Hello Huckleberry lovers far and wide, this here is Jamey Pink' saying howdy. And we're coming along quite nicely here at Huckleberry Slim, thanks for askin'. Nate's doing some great work on the website. I am eagerly awaiting it with beaver breath. We had an accidental first gig at the C-Note this past week as the "feature band" at the open mic with Dylan Nirvana as the substitute host. Big thanks to him for his encouragement and fine work on the mixing board. For being largley unrehearsed I would say it went rather swimmingly. Our set list was comprised of 1) TIME TO MOVE ON, 2) MISSING MISSISSIPPI MISTER, 3) a SISSY>HOLLYWOOD medley (replete with the rap), and our perennial closer of SAY GOODNIGHT, during which we had a bit of a Spinal Tap situation ala when they play the airforce base and get mixed up with the radio transmissions, when my cell phone sent the guitar signals all akimbo. Oops! We also gave away copies of our demo to anybody who wanted one. My cute brazilian friend with the cheetah tattoo on her shoulder remarked, "Baby, why are you guys giving these away for free?" To which my zen master response was, "Exactly."

Afterwards, we sojourned to our lil' nook in Union Square for a post-gig session with guest cornet player Nathan Erenrode and Rocketrain Mike on drums. We were pretty bushed after the trek from Loisiada to Broadway and pumpkin time came earlier then usual. The Lil' Brown Jug Man did not grace us with his presence, but we expect his imminent return. Who is the Lil' Brown Jug Man, you ask? A fella who comes by when we play the park (with some disturbing regularity) and proceeds to "teach" us the old children's song. He handles the verses and we are to sing the choruses, "Ha Ha Ho, Hee Hee Hee, Little Brown Jug, how I love thee." We all acknowledge the strangeness of it, and perhaps like to think that we're humoring him. But I can't help but think there's some deeper cosmic significance to him. As though he's our guardian angel -or stealing from Salinger (or to continue stealing from Salinger as I did in SHINE YOUR SHOES) he's the fat lady who's listening to the transistor radio all day long, for whom we're supposed to shine our shoes, and do our best with all our heart. Just so long as she's not near an airforce base, I reckon. I can say this, my cell phone has never chirped up or created radar like interference during a rendition of lil' brown jug, and I doubt if it ever will.

Here we go

Posting

New Time

The C-Note gig is now at 8 pm.

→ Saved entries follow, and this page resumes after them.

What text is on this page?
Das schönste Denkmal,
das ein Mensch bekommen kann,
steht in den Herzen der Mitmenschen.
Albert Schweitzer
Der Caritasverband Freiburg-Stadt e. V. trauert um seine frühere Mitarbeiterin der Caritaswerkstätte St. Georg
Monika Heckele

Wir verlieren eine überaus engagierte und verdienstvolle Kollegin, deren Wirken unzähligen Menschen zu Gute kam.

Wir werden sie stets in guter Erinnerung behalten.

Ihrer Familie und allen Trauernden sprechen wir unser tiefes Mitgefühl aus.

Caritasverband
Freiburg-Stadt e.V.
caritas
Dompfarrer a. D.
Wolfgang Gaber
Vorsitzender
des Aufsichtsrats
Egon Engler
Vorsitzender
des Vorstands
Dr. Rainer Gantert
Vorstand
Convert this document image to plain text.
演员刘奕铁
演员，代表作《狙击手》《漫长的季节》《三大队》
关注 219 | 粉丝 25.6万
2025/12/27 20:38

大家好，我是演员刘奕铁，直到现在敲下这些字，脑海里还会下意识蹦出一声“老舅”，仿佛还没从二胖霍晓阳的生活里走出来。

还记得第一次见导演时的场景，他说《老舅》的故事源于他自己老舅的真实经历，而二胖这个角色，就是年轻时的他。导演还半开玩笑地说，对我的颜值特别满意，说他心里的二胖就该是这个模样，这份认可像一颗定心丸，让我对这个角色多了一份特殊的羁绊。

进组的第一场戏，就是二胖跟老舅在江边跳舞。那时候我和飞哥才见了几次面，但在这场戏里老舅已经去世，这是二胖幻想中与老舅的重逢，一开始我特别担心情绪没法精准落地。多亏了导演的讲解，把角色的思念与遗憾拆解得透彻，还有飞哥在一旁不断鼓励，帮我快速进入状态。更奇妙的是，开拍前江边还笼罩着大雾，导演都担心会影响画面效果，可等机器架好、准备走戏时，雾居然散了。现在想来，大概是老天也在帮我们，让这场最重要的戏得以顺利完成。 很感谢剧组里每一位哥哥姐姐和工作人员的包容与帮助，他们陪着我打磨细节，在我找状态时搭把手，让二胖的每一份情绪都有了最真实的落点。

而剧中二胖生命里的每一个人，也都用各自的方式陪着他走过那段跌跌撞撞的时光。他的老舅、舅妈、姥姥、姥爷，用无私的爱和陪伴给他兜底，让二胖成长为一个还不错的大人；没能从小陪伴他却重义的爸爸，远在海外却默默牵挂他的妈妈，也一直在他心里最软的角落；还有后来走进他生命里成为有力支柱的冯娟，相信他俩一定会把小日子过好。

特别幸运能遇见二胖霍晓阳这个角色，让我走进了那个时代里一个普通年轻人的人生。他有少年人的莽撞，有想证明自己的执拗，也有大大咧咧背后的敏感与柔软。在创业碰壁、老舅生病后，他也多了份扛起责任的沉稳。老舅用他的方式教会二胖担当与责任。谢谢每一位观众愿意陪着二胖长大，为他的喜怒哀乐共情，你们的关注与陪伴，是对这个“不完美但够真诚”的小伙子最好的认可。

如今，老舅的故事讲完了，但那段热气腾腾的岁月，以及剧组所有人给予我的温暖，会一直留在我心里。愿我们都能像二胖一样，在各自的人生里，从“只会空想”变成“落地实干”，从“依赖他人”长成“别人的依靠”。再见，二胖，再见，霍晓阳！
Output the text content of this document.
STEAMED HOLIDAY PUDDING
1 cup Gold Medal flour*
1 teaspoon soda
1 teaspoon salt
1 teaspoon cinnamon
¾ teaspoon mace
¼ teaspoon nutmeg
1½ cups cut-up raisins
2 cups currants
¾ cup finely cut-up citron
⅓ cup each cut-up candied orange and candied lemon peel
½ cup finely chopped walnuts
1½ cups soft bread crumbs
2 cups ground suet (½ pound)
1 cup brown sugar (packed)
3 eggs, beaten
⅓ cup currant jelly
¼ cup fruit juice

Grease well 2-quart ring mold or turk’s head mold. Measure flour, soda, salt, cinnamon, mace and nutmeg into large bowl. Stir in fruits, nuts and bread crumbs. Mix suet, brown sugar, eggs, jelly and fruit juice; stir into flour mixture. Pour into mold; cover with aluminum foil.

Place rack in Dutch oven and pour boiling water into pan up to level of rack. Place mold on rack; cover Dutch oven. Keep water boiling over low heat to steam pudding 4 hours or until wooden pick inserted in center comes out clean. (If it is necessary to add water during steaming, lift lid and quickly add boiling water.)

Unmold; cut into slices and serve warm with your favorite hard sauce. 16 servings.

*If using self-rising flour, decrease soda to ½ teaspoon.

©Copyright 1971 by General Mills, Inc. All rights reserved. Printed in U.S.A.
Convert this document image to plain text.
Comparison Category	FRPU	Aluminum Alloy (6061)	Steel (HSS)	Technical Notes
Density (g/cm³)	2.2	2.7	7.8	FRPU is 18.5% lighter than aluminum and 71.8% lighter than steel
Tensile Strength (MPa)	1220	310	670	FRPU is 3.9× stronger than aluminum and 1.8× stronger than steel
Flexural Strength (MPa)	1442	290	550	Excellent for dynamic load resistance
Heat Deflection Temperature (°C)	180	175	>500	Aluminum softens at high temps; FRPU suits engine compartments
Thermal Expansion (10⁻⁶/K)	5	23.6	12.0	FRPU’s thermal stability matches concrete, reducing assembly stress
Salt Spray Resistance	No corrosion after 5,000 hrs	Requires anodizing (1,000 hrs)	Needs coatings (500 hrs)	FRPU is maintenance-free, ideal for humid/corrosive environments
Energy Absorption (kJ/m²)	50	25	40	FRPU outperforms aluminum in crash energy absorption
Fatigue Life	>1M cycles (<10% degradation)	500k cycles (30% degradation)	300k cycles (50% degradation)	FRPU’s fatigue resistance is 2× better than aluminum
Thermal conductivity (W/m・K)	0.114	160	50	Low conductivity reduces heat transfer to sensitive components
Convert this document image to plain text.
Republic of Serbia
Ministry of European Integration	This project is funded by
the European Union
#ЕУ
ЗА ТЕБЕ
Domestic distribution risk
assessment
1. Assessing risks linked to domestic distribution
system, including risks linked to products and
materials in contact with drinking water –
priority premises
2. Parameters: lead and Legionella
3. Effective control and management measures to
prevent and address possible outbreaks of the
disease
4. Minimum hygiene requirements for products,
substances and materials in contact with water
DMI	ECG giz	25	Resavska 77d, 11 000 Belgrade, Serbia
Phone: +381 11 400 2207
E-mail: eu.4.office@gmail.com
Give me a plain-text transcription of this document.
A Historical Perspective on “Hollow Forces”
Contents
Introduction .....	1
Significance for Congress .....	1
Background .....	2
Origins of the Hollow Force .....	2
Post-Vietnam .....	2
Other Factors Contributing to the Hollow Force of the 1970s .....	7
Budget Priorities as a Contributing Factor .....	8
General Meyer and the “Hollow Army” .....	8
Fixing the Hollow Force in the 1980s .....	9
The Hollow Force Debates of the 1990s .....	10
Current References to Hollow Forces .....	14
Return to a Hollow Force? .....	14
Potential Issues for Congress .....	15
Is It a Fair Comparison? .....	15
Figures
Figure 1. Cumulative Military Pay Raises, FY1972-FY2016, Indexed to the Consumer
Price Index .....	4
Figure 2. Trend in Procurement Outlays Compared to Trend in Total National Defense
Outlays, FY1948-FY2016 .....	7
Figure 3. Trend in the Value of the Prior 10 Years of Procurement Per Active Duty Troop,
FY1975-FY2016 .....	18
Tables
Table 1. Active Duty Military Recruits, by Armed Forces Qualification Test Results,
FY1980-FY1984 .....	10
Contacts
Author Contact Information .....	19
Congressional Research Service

Prime time! Exciting.

Monday, August 15, 2005

The C-Note

Next gig will be at The C-Note on September 28th at 7 pm. You can also see us frequently performing Union Square. We are always at the west side of the park, near Heartland Brewery.

Tuesday, August 09, 2005

Welcome!

This is the first post of the Huck Slim blog. Here is where you find out the really inside stuff about the band that is Huck Slim. There's a possible coronet player and drummer in our future! Isn't that exciting? I think it is.

And the demo has been remastered so that will be up soon too. Plus pictures to come! What else? A logo? And a gig hopefully? The Huck Slim cup runneth over!